Zinc-finger nucleases (ZFNs) are a powerful tool that can be used to edit the human genome ad libitum. The technology has experienced remarkable development in the last few years with regard to both the target site specificity and the engineering platforms used to generate zinc-finger proteins. As a result, two phase I clinical trials aimed at knocking out the CCR5 receptor in T cells isolated from HIV patients to protect these lymphocytes from infection with the virus have been initiated. Moreover, ZFNs have been successfully employed to knockout or correct disease-related genes in human stem cells, including hematopoietic precursor cells and induced pluripotent stem cells. Targeted genome engineering approaches in multipotent and pluripotent stem cells hold great promise for future strategies geared toward correcting inborn mutations for personalized cell replacement therapies.
Short-lived ZFN expression from episomal DNA-based expression vectors—such as plasmid DNA, integrase-deficient lentiviral vectors, adenoviral vectors, and vectors based on adeno-associated virus—can only be achieved in mitotic cells, which ensures rapid dilution of the vectors during cell divisions. Because DNA-based vector systems have a tendency to integrate into the host genome, it will be important to closely follow the fate of the ZFN expression vectors in the target cells. An alternative way of delivering ZFNs is the transfer of ZFN-encoding mRNA, which ensures rapid but transient ZFN expression and avoids the issue of illegitimate integration.
Microinjection of ZFN-encoding mRNA has been performed in zebrafish and rat single-cell embryos, and the ZFN-mediated gene disruption frequency was comparable to plasmid DNA delivery. Moreover, delivery of ZFNs by mRNA transfection has been used to target the integration of a transgene into the AAVS1 locus in human iPSCs.
If direct in situ correction of a disease locus is not an option, an important consideration will be to determine where to integrate a therapeutic transgene cassette into the human genome. The AAVS1 site on chromosome 19 is thus far the most promising candidate for such a safe harbor, as a native insulator region appears to both protect transgene expression from position-effect variegation and silencing and prevent the transgene promoter from affecting the host transcriptome.
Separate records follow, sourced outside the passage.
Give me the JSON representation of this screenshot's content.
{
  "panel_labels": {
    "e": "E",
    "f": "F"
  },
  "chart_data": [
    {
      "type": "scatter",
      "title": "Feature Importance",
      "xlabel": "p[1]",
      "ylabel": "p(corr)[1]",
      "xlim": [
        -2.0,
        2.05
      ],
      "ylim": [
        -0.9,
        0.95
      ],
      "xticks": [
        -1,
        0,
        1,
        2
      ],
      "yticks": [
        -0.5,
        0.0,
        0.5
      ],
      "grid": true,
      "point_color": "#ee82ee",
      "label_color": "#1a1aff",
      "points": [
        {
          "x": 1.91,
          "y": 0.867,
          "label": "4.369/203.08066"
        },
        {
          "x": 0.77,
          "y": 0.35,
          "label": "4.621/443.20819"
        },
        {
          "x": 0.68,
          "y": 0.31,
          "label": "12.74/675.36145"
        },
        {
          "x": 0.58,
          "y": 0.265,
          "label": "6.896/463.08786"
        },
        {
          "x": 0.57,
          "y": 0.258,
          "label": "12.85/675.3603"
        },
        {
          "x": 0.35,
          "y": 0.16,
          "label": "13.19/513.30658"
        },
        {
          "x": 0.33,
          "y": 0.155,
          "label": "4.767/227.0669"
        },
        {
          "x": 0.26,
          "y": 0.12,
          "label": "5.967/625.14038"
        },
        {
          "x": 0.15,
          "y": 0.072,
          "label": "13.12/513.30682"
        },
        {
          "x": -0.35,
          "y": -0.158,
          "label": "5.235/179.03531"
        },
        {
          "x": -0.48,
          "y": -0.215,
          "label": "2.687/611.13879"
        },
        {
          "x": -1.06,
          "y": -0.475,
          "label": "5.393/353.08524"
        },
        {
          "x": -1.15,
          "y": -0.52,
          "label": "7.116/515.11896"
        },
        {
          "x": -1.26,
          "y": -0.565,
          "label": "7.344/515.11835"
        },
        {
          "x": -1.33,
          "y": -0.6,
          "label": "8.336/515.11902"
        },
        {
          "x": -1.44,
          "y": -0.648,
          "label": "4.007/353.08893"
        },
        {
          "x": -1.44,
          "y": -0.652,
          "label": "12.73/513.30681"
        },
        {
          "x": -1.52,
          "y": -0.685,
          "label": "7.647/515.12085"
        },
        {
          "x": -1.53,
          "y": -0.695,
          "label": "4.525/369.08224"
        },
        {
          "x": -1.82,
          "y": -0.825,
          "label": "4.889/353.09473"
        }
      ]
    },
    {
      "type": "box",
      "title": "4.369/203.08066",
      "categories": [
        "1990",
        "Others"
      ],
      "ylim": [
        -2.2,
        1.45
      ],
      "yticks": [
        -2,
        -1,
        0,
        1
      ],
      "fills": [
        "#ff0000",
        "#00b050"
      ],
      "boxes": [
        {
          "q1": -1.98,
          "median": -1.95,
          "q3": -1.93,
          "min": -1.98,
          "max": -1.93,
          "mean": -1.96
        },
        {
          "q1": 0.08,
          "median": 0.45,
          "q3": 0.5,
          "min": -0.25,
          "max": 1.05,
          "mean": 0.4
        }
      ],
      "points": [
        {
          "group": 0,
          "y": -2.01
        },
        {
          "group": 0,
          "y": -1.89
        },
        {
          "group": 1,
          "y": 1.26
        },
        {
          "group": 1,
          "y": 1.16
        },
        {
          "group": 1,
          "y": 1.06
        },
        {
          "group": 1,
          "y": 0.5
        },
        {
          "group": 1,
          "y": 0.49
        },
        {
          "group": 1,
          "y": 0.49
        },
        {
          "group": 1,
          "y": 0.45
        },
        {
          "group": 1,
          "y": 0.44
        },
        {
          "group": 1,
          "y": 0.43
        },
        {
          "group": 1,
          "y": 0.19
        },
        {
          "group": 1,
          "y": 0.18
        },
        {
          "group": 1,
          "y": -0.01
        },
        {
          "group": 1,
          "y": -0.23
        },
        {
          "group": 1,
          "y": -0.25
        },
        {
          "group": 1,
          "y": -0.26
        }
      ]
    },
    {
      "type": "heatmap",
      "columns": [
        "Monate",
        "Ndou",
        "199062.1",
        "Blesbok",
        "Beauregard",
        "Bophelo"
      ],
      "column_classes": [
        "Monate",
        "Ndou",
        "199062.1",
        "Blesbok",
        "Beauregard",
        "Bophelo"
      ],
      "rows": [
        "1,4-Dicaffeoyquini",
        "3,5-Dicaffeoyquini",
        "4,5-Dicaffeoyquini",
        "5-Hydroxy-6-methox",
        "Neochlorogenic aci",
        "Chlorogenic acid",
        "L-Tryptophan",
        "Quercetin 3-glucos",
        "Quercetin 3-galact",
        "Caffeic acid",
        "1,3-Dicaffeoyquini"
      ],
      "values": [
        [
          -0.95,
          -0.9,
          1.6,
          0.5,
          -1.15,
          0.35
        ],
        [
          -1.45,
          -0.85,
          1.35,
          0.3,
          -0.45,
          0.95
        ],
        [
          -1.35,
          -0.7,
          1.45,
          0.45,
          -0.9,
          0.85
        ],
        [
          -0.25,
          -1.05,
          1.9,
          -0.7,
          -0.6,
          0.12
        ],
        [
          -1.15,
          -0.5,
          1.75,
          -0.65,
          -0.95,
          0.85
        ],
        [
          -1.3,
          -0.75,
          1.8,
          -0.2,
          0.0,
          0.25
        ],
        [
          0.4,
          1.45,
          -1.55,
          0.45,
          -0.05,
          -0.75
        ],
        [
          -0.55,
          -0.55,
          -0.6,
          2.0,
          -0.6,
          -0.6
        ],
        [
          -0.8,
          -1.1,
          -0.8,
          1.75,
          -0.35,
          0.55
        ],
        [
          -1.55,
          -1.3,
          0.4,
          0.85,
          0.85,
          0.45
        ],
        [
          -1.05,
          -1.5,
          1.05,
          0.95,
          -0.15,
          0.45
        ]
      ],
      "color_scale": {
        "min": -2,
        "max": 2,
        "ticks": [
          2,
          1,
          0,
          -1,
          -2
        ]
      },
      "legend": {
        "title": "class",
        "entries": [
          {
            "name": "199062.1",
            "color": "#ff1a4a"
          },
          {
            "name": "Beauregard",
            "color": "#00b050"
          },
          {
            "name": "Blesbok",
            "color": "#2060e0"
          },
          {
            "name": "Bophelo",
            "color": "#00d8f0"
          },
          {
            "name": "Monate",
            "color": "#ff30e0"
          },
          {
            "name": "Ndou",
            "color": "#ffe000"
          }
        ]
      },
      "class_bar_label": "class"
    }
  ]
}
The fact that ZFNs can be used to create knockout animals is especially encouraging and emphasizes the high specificity the technology has reached in the last 3 years. Moreover, the development of alternative designer nucleases, such as TALENs and meganucleases, has further spurred interest in targeted genome engineering approaches. Conversely, studies reporting ZFN off-target activities in zebrafish and human cells must not be overlooked and should serve as the basis for further improvement of the technology. The employment of highly specific designer nucleases is especially important when DSB-based genome engineering is applied to multipotent or pluripotent stem cells, such as HSCs or iPSCs, with their high proliferative potential. Even so, the remarkable progress achieved in the last few years demonstrates that ZFNs represent a tool that allows researchers and clinicians for the first time to rationally edit the genome of human cells and to take this technology from the bench to the bedside for therapeutic applications.